Having lived in Arizona for 39 years, (more than half my life), I enjoy looking back at some of the more interesting things that have happened. One of the nicest, a strong bond of friendship, began in January 1980, when I got a telephone call from Rik Hill. Like me, he had just relocated to Arizona to begin work running the Burrell Schmidt telescope atop Kitt Peak. It was a telescope designed to photograph large fields of the sky. At the time, Kitt Peak National Observatory was one of the world’s foremost centers of research in astronomy. There, Rik set up his big telescopic camera and began a night of taking pictures of the night sky, studying the highly energetic centers of distant galaxies that we call quasi-stellar objects, or quasars.
While Rik was working that night, I brought along my 6-inch diameter reflector telescope, which I now call Minerva. At the time I used it (and still do) for visual comet hunting and being able to search for elusive comets from the top of a mountain high in southern Arizona was a thrill I’ll never forget.
I ended up spending many nights atop Kitt Peak, and I enjoyed them all. With his wife Dolores, Rik and I even drove out to the Riverside Telescope Makers Conference together in the spring of 1980. As the years went by the visits became fewer, but we always remained friends, especially when years later I had the honor of presenting to him the Walter Hass Award of the Association of Lunar and Planetary Observers, a prize intended to celebrate his decades of work observing other worlds in our solar system.
In more recent years, Rik joined the Catalina Sky Survey where he used a large telescope on a different mountaintop to discover no fewer than 27 comets. Rik is now near the top of the list of people who have discovered these exciting wandering minstrels in our solar system.

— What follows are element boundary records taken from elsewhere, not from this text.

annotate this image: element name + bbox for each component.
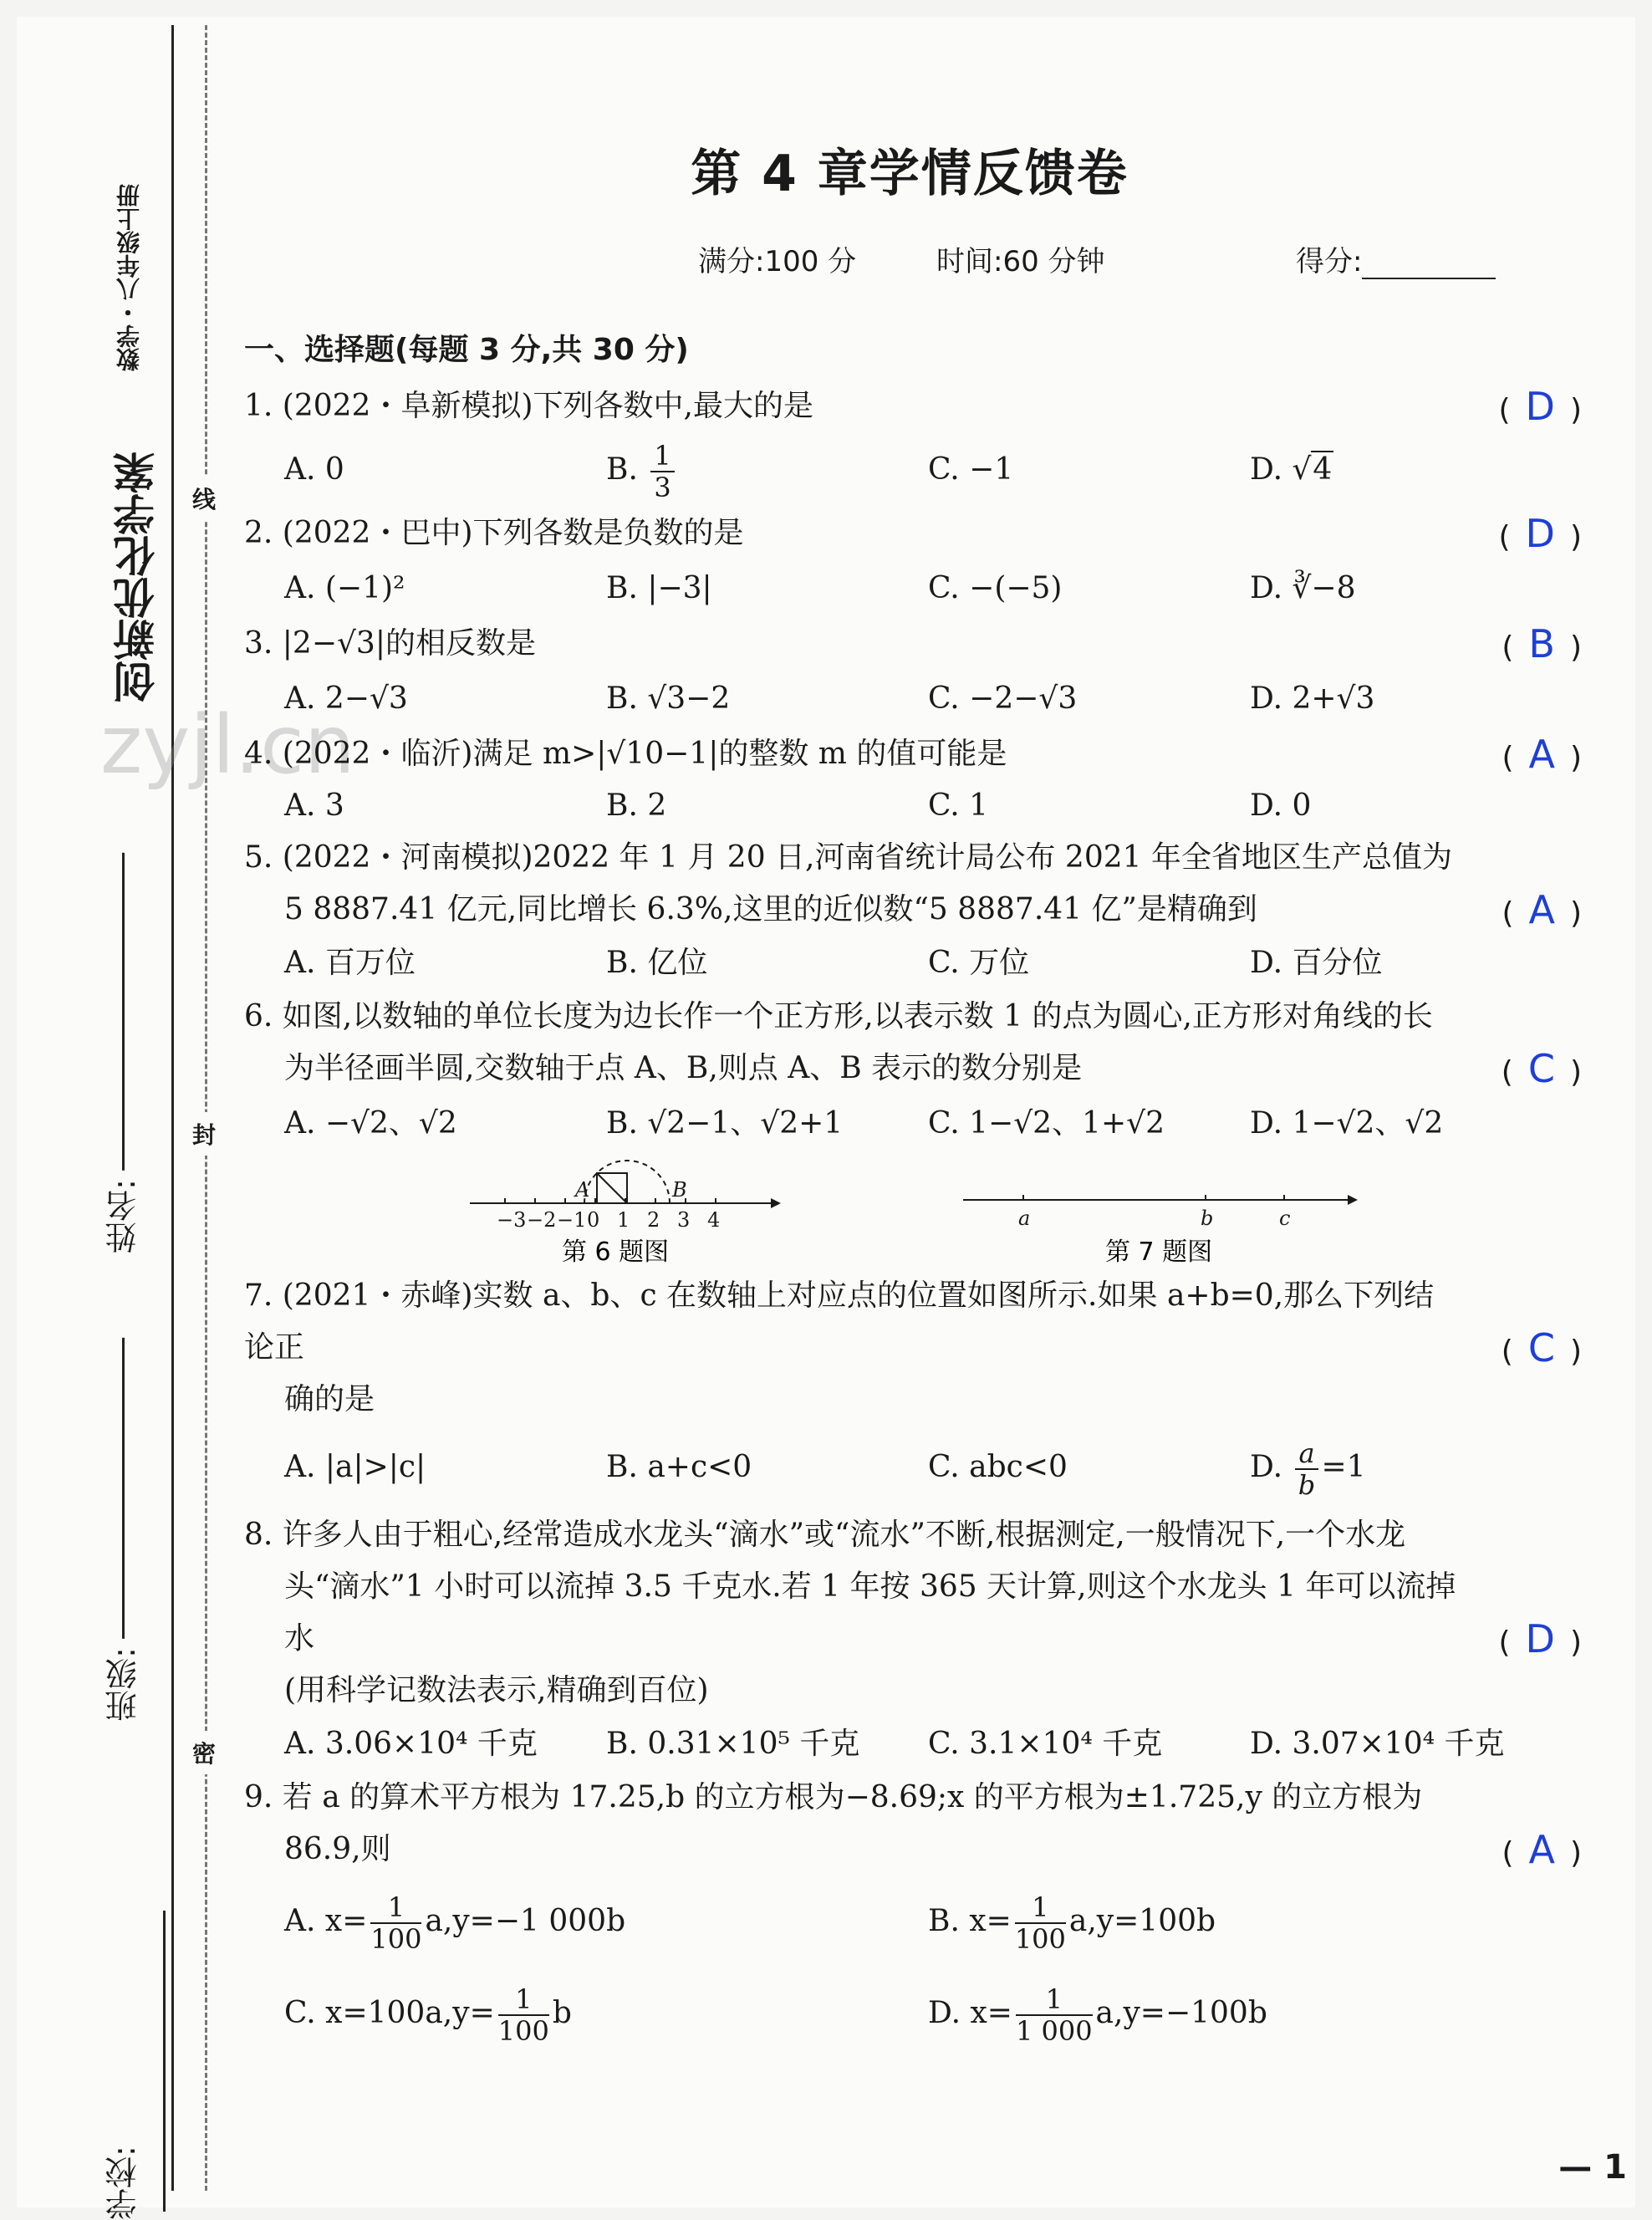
answer-2: ( D ) [1498, 511, 1582, 556]
seal-mi: 密 [192, 1731, 216, 1774]
answer-3: ( B ) [1502, 621, 1582, 666]
cut-line [205, 25, 207, 2191]
figure-6-number-line [244, 1153, 1582, 1270]
tick-label: −3 [497, 1208, 527, 1232]
option-b: B. |−3| [606, 571, 712, 605]
tick-label: −2 [527, 1208, 557, 1232]
option-b: B. √3−2 [606, 681, 731, 716]
option-d: D. x= $\frac{1}{1 000}$ a,y=−100b [928, 1983, 1267, 2047]
score-label: 得分: [1296, 245, 1363, 278]
option-c: C. 万位 [928, 946, 1030, 980]
page-title: 第 4 章学情反馈卷 [691, 145, 1129, 203]
tick-label: −1 [557, 1208, 587, 1232]
option-c: C. −1 [928, 452, 1014, 487]
subject-label: 数学・八年级上册 [115, 184, 143, 371]
option-a: A. x= $\frac{1}{100}$ a,y=−1 000b [284, 1891, 626, 1955]
option-b: B. 亿位 [606, 946, 708, 980]
series-logo: 创新优化学案 [113, 452, 161, 702]
tick-label: 4 [707, 1208, 721, 1232]
option-c: C. x=100a,y= $\frac{1}{100}$ b [284, 1983, 572, 2047]
question-7: 7. (2021・赤峰)实数 a、b、c 在数轴上对应点的位置如图所示.如果 a+b=0,那么下列结论正 确的是 ( C ) A. |a|>|c| B. a+c<0 C. abc<0 D. $\frac{a}{b}$ =1 [244, 1270, 1582, 1509]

Dolores is the other half of the Hill astronomy team, and to hear it from Rik, she represents its future just as he does its past. As their daughter Alyson was growing up, Dolores began working at the University of Arizona’s Lunar and Planetary Lab in meteoritics. In recent years, Dolores has been a senior research specialist doing outreach for NASA’s OSIRIS REx mission, which is currently on its way to the asteroid (101955) Bennu. When it gets there, it will study the small world, choose an appropriate site, touch the asteroid’s surface, collect a sample, and finally return the sample to Earth. I have listened to Dolores as she delivered the keynote lecture at our astronomy club’s 60th anniversary, describing how a group of scientists and engineers designed and built a spaceship, then sent it aloft to wander across the solar system to find its target asteroid. I have also enjoyed watching Dolores lead groups of children in experiments, all specially designed to increase their awareness of how humanity explores other worlds in deep space.
Rik and Dolores do astronomy as professionals, with big telescopes and spacecraft, but they have never lost the wonder that is the key to using their own telescopes as amateur astronomers. Their friendship helped ease my first difficult year in Arizona. More important, they symbolize the idea that while astronomy is meant to be studied, the night sky, with its myriad suns and worlds, is there for all of us to enjoy.